As she grew, from listening to and reading stories about abandoned children in the newspapers, radio and television, George realised she was not alone. She then vowed to do something to support abandoned and vulnerable children.
“Deep down in my heart, I felt I could do something about it… because every child needs shelter. [So] I began to nourish the dream of helping abandoned children,” said the 65-year-old, who resigned from her banking duties to start Little Saints in June 1994.
Today, Little Saints has grown into one of the biggest orphanages in Nigeria, with centres in four states: Lagos, Delta, Oyo, and Ogun. In Lagos alone, it has three centres: the two-storey dormitory (200-bed capacity now for boys) in Akowonjo, another 70-bed dormitory for under-18 girls in the neighbourhood of Abule Egba, and a 40-bed dormitory for above-18 girls in Ogudu community.
“I never felt abandoned. I was brought to a place I called home. I found a family [in the orphanage],” Esther, who studied international business at Bells University of Technology in Ogun State, said smiling. “Most of my friends did not believe I grew up in an orphanage. This is because we were treated well like normal children, and we were not made to feel bad about our background.”
Little Saints, with its 30 staff, works with the police and social welfare ministries in the states to pick abandoned and vulnerable children, including from the streets. Since 1994, the organisation has helped 1,000 children, including 85 currently in its Lagos facilities, 22 in Oyo, 17 in Delta, and 11 in Ogun.
Little Saints has given out about 350 children to adopting families and foster parents, often working with the state ministry of youth and social development to screen families seeking to adopt the children. It relies on local patrons, visitors and religious donations to sustain its operations across its centres.
“I have since accepted that this is why I came into the world, to help orphans and vulnerable children,” George said. “The joy and fulfilment I get from this service to society are indescribable. I feel blessed and privileged to be called by God to do what I am doing.”
However, Little Saints does not have a structured internal arrangement for monitoring the condition of children it gives out for adoption to ensure they are well treated in their new homes by their adopters. George said that is because social workers from the state ministry of youths and social development (in the case of Lagos) does the monitoring and bars orphanages from doing it to avoid possible cases of child trafficking.
“The ministry supervises our organisation. They give us the license to operate, so you cannot disobey any of their rules,” George said. “They explain that they cannot really trust all orphanages to do the monitoring because there is a lot of child trafficking. [So] they give a blanket rule that nobody should visit the families of the adopted children except social workers of the ministry.”

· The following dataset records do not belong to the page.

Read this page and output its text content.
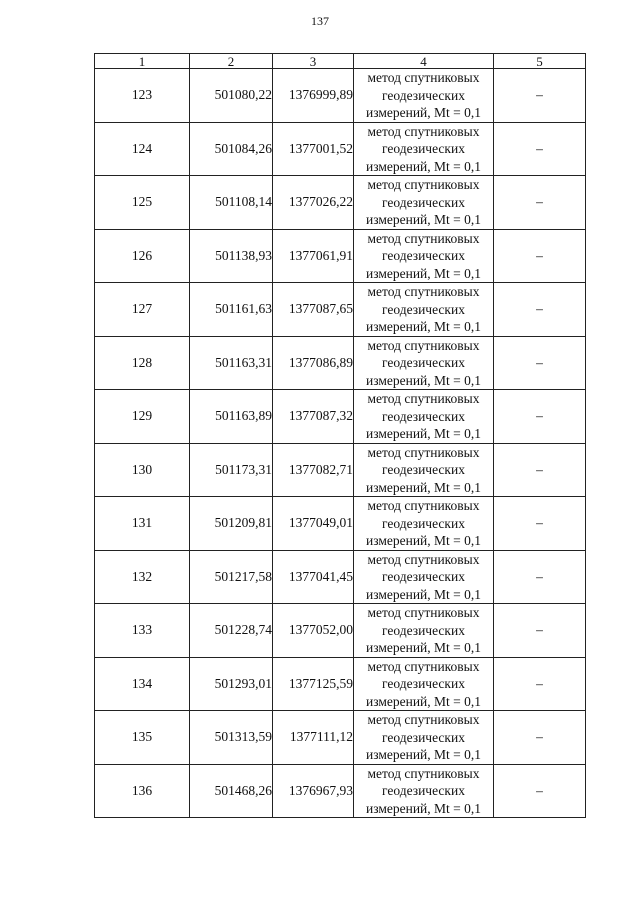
137
1	2	3	4	5
123	501080,22	1376999,89	метод спутниковых
геодезических
измерений, Mt = 0,1	–
124	501084,26	1377001,52	метод спутниковых
геодезических
измерений, Mt = 0,1	–
125	501108,14	1377026,22	метод спутниковых
геодезических
измерений, Mt = 0,1	–
126	501138,93	1377061,91	метод спутниковых
геодезических
измерений, Mt = 0,1	–
127	501161,63	1377087,65	метод спутниковых
геодезических
измерений, Mt = 0,1	–
128	501163,31	1377086,89	метод спутниковых
геодезических
измерений, Mt = 0,1	–
129	501163,89	1377087,32	метод спутниковых
геодезических
измерений, Mt = 0,1	–
130	501173,31	1377082,71	метод спутниковых
геодезических
измерений, Mt = 0,1	–
131	501209,81	1377049,01	метод спутниковых
геодезических
измерений, Mt = 0,1	–
132	501217,58	1377041,45	метод спутниковых
геодезических
измерений, Mt = 0,1	–
133	501228,74	1377052,00	метод спутниковых
геодезических
измерений, Mt = 0,1	–
134	501293,01	1377125,59	метод спутниковых
геодезических
измерений, Mt = 0,1	–
135	501313,59	1377111,12	метод спутниковых
геодезических
измерений, Mt = 0,1	–
136	501468,26	1376967,93	метод спутниковых
геодезических
измерений, Mt = 0,1	–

But in a country where absconding from work and lack of commitment to official duties are common among civil servants, George said she would have loved to have an internal monitoring system to help the orphanage know when adopters are not treating adopted children well.
She said while the rule makes it difficult for the orphanage to keep track of the condition of all its adoptees, Little Saints relies on families of some adoptees and neighbours of adopters for feedback and to report maltreatment to the police and the ministry.
Meanwhile, years before Esther and Ruth went to the university, they decided that after their tertiary education, they would return and work at Little Saints as a way of giving back. And they have been doing that since their graduation in 2015.
“I was in secondary school when I made the decision to work at the orphanage,” Esther said. “To me, coming back is a way of giving back because the orphanage has done well for me.”